Türkiye'nin ılımlı İslamcı ve reformcu hükümeti, Ortadoğu'nun Filistin-İsrail ihtilafından kaynaklanan krizinin çözümünde ön plana çıkmalı

Ortadoğu'nun birçok bölgesi, İsrail-Filistin ihtilafının hâlâ ana nedenini oluşturduğu krize kilitlenmiş durumda ve bu krizin doğurduğu zorluklar dünyayla bölgedeki güçleri birbirine karşı kışkırtıyor. Çok sayıda zorluğa rağmen, bir ülke neredeyse bölgedeki tüm aktörlerle ilgileniyor, ancak yatıştırıcı güç olma potansiyelinin henüz farkına varmış değil: Irak'taki Kürt asilere yönelik son harekâtı bir taraftan İran ve Suriye, diğer taraftan da ABD tarafından desteklenince, görünürde zıt olan güçlerle kurduğu iyi ilişkiler açıkça ortaya koyulan Türkiye.
Türkiye, çoğunluğu Müslüman olan bir bölgede çoğunluğu Müslüman olan bir ülke. Ancak, bölgedeki çoğu rejimin açıkça yoksun olduğu laik ve demokratik bir yönetime sahip. Dahası, İsrail'le yakın ilişkiler içinde ve Yahudi devletinin güvenini kazanabilmek için çok şey yapıyor. Resmi olarak, herhangi bir barış sürecinin baş destekçisi hâlâ ABD olarak kalsa da, İsrail'e verdiği koşulsuz destek nedeniyle Washington'ın adil arabuluculuğunun güvenilirliğine dair son kırıntılar da yok oldu. Dolayısıyla, Türklerin önemli bir destekçi rolünü alması, Filistinlilerin çıkarlarının daha iyi korunması yönünde pek çok şey yapabilmenin yanı sıra, ideal şartlarda bile zor olan bir süreçte Araplarla Müslümanların güvenlerini kazanabilir.
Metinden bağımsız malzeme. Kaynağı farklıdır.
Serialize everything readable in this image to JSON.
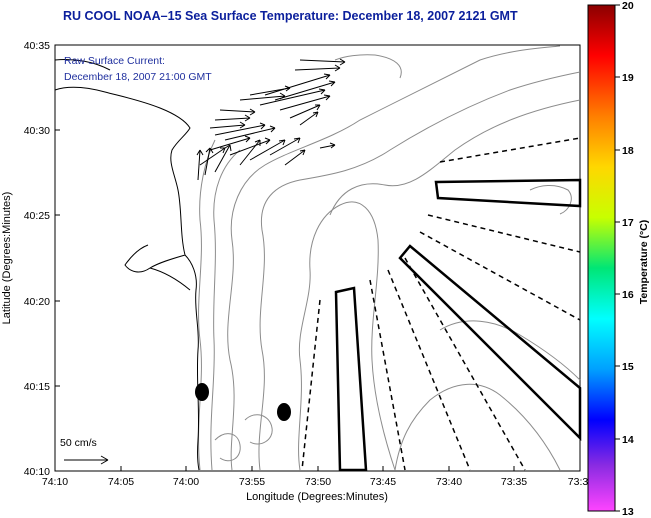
{
  "title": "RU COOL  NOAA–15  Sea Surface Temperature:  December 18, 2007 2121 GMT",
  "legend": {
    "line1": "Raw Surface Current:",
    "line2": "December 18, 2007 21:00 GMT"
  },
  "axes": {
    "xlabel": "Longitude (Degrees:Minutes)",
    "ylabel": "Latitude (Degrees:Minutes)",
    "x_ticks": [
      "74:10",
      "74:05",
      "74:00",
      "73:55",
      "73:50",
      "73:45",
      "73:40",
      "73:35",
      "73:3"
    ],
    "y_ticks": [
      "40:35",
      "40:30",
      "40:25",
      "40:20",
      "40:15",
      "40:10"
    ]
  },
  "colorbar": {
    "label": "Temperature (°C)",
    "ticks": [
      "20",
      "19",
      "18",
      "17",
      "16",
      "15",
      "14",
      "13"
    ],
    "colors": [
      "#8b0000",
      "#ff0000",
      "#ff7f00",
      "#ffd700",
      "#c8ff00",
      "#00e676",
      "#00ffff",
      "#00a0ff",
      "#0000ff",
      "#8a2be2",
      "#ff44ff"
    ]
  },
  "scale": {
    "label": "50 cm/s"
  },
  "colors": {
    "title": "#0b1f9c",
    "legend": "#1f2f9e"
  }
}
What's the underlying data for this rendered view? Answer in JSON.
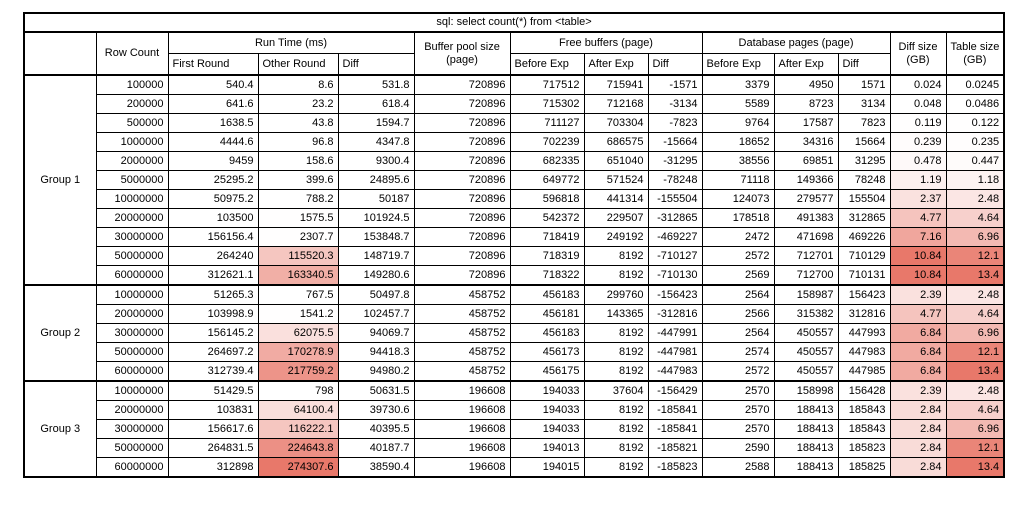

AB sürecine de katkı sağlar
Anlaşılabilir bir biçimde, birbiri ardına gelen Türk hükümetleri Ortadoğu diplomasisinin hata kabul etmeyen dünyasında ülkelerinin profilini yükseltmekten çekindi. Fakat mevcut hükümetin kimliğini belirleyen unsurlar -İslamcı ancak ılımlı ve reformcu- onu doğal olarak ileriye doğru adım atabilecek bir hükümet kılıyor.
Oluşabilecek istikrardan faydalanacaklar yalnızca Filistinlilerle İsrailliler değil, aynı zamanda Lübnanlılar, Suriyeliler, Amerikalılar ve bölgede kaybedecek veya kazanacak birşeyleri olan herkes.

Bununla birlikte, böyle bir durumdan en kazançlı çıkacak olan da, en başta bir Avrupa ülkesinin yarattığı sorunun çözümüne yardım ederek kazanacağı minnettarlıktan dolayı, AB üyeliği girişimi kayda değer bir biçimde ilerleyecek Türkler olabilir.